Bactérias x fertilizantes químicos
As bactérias podem substituir os fertilizantes químicos de diversas formas. A mais conhecida é a fixação biológica de nitrogênio, um caso de grande sucesso na cultura da soja. Uma vez que se utiliza bactérias que são capazes de captar para a planta o nitrogênio que está na atmosfera, não é necessário fazer a adição deste nutriente na cultura ou, pelo menos, reduzir consideravelmente seu uso. O mesmo é válido para bactérias capazes de solubilizar fósforo.

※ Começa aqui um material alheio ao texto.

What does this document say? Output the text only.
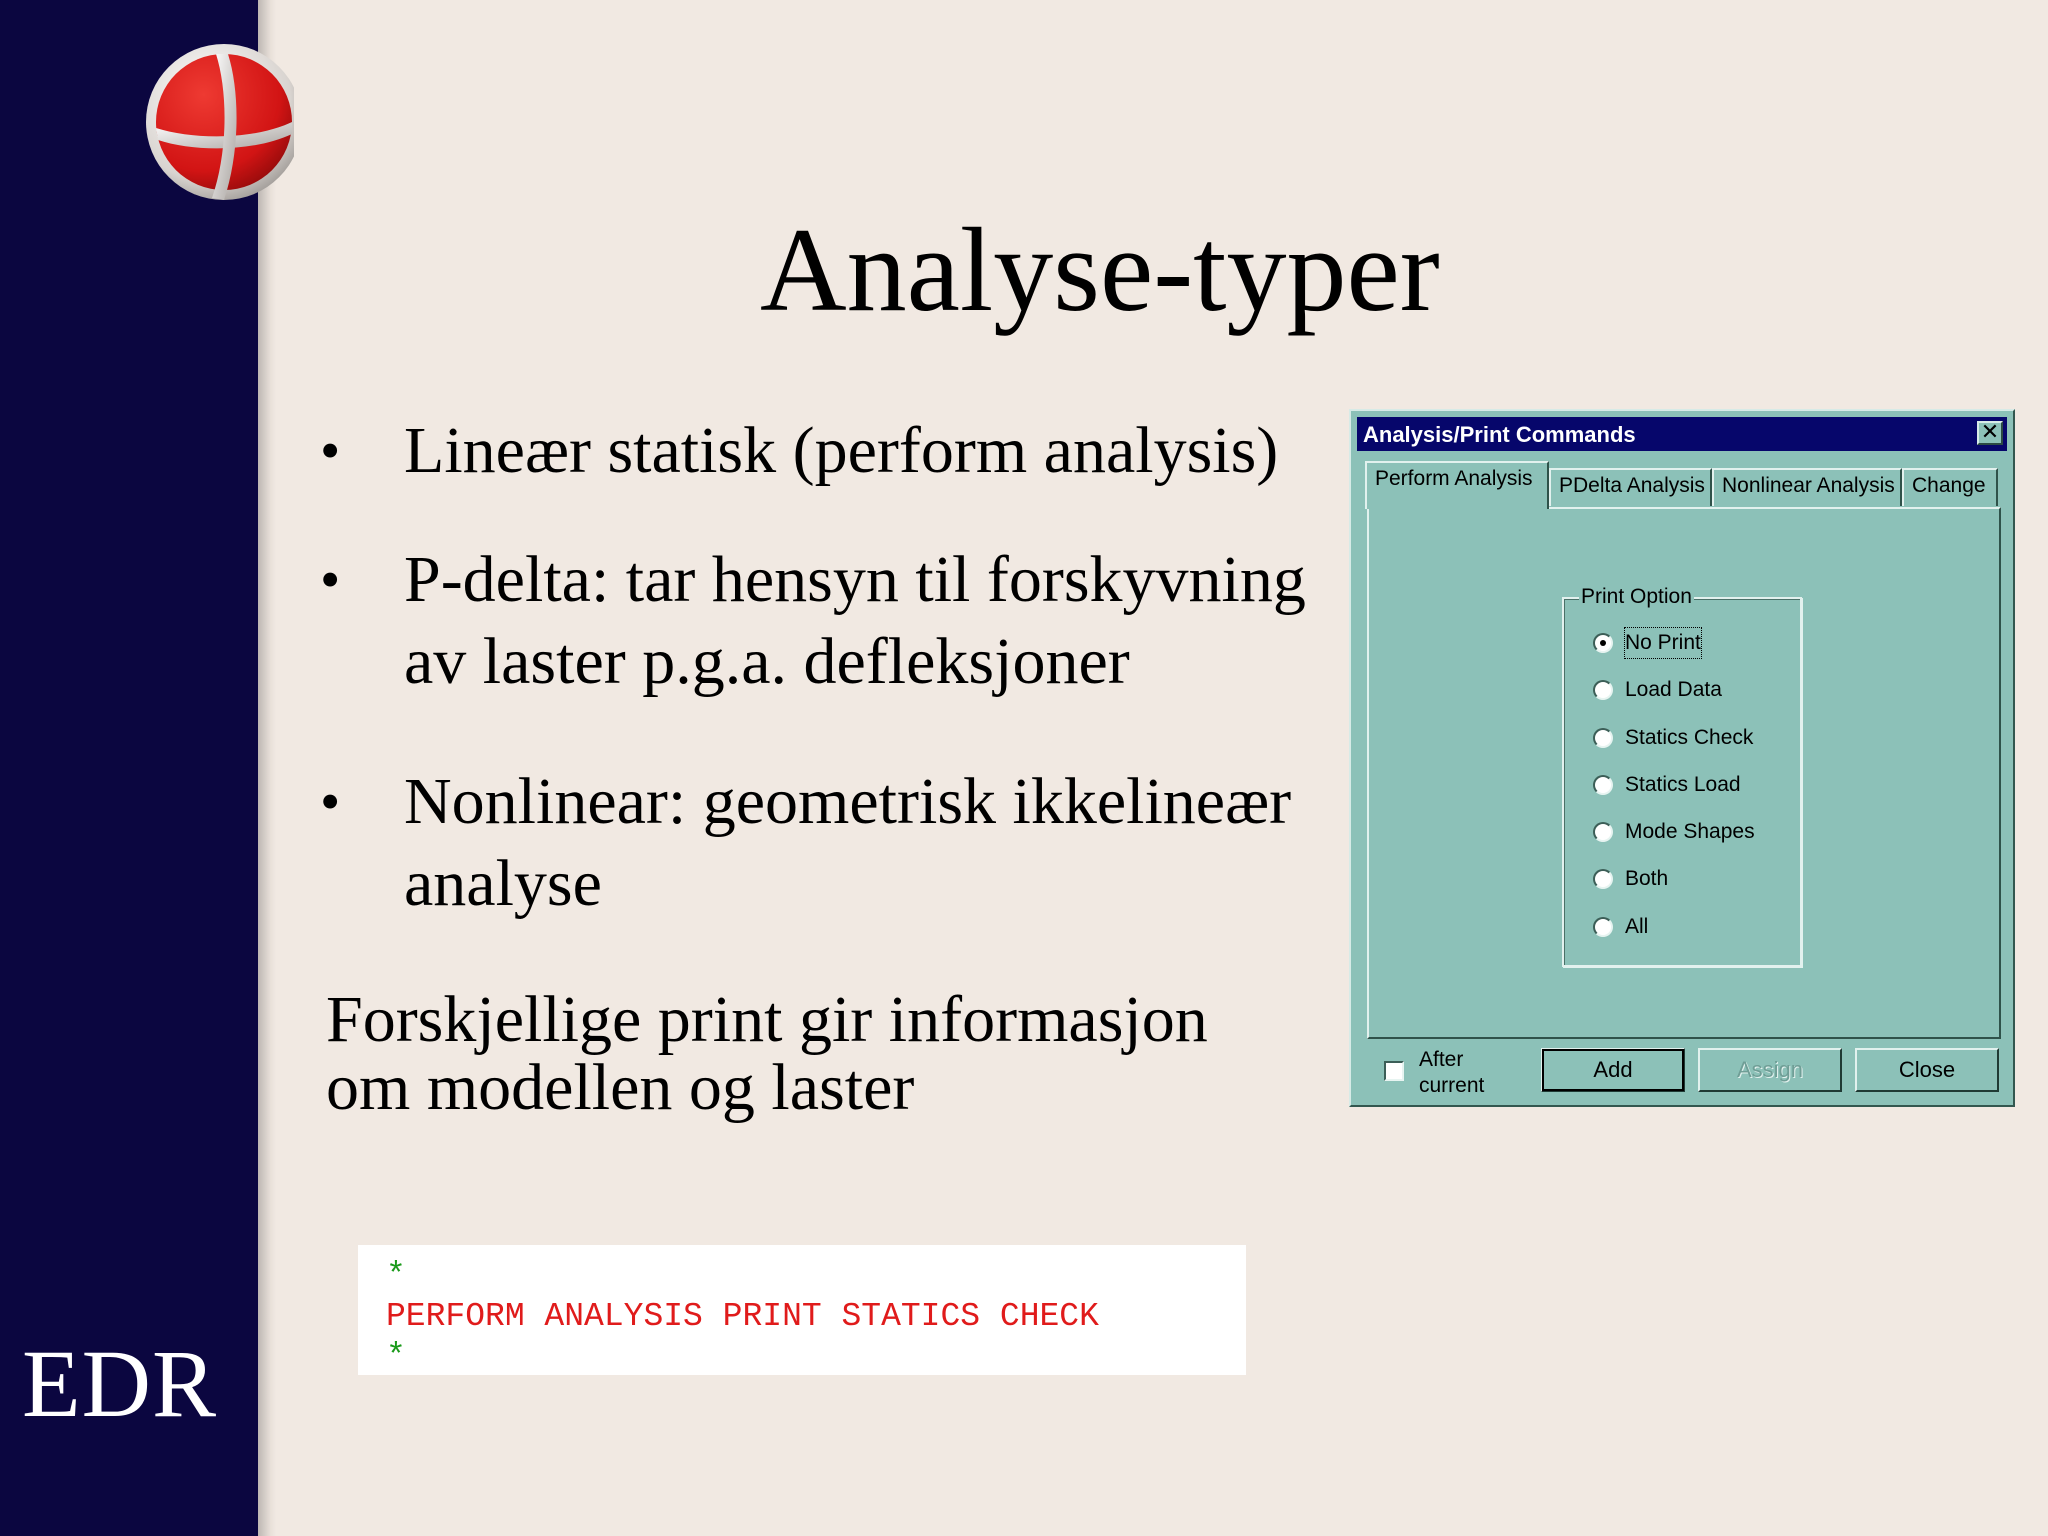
EDR
Analyse-typer
• Lineær statisk (perform analysis)
• P-delta: tar hensyn til forskyvning av laster p.g.a. defleksjoner
• Nonlinear: geometrisk ikkelineær analyse
Forskjellige print gir informasjon
om modellen og laster
*
PERFORM ANALYSIS PRINT STATICS CHECK
*
Analysis/Print Commands	✕
Perform Analysis	PDelta Analysis Nonlinear Analysis Change
Print Option
No Print
Load Data
Statics Check
Statics Load
Mode Shapes
Both
All
After
current
Add	Assign	Close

“No nosso caso específico, os voláteis microbianos induzem um melhor crescimento das plantas, o que pode ser consequência de um metabolismo otimizado e o melhor aproveitamento dos nutrientes. Neste caso, é impossível dizer que não será necessário o uso de fertilizantes químicos. Mas por área-plantada, podemos obter uma maior produtividade, sem o uso adicional destes produtos químicos. Em adição, vimos que uma destas cepas tem potencial para solubilizar fosforo in vitro, mas temos que testar para ver se ela pode fazê-lo no solo. Um objetivo mais ambicioso do nosso grupo é conseguir uma cepa com uma gama de propriedades benéficas às plantas”, pontua Juliana Velasco.
Ao final, este grupo de pesquisa do LNBR/CNPEM espera desenvolver um bioproduto.. Tecnologias similares são utilizadas com sucesso para fixação de nitrogênio. O grupo também busca entender os mecanismos pelos quais estes voláteis atuam, com aprofundamento científico a nível celular e molecular.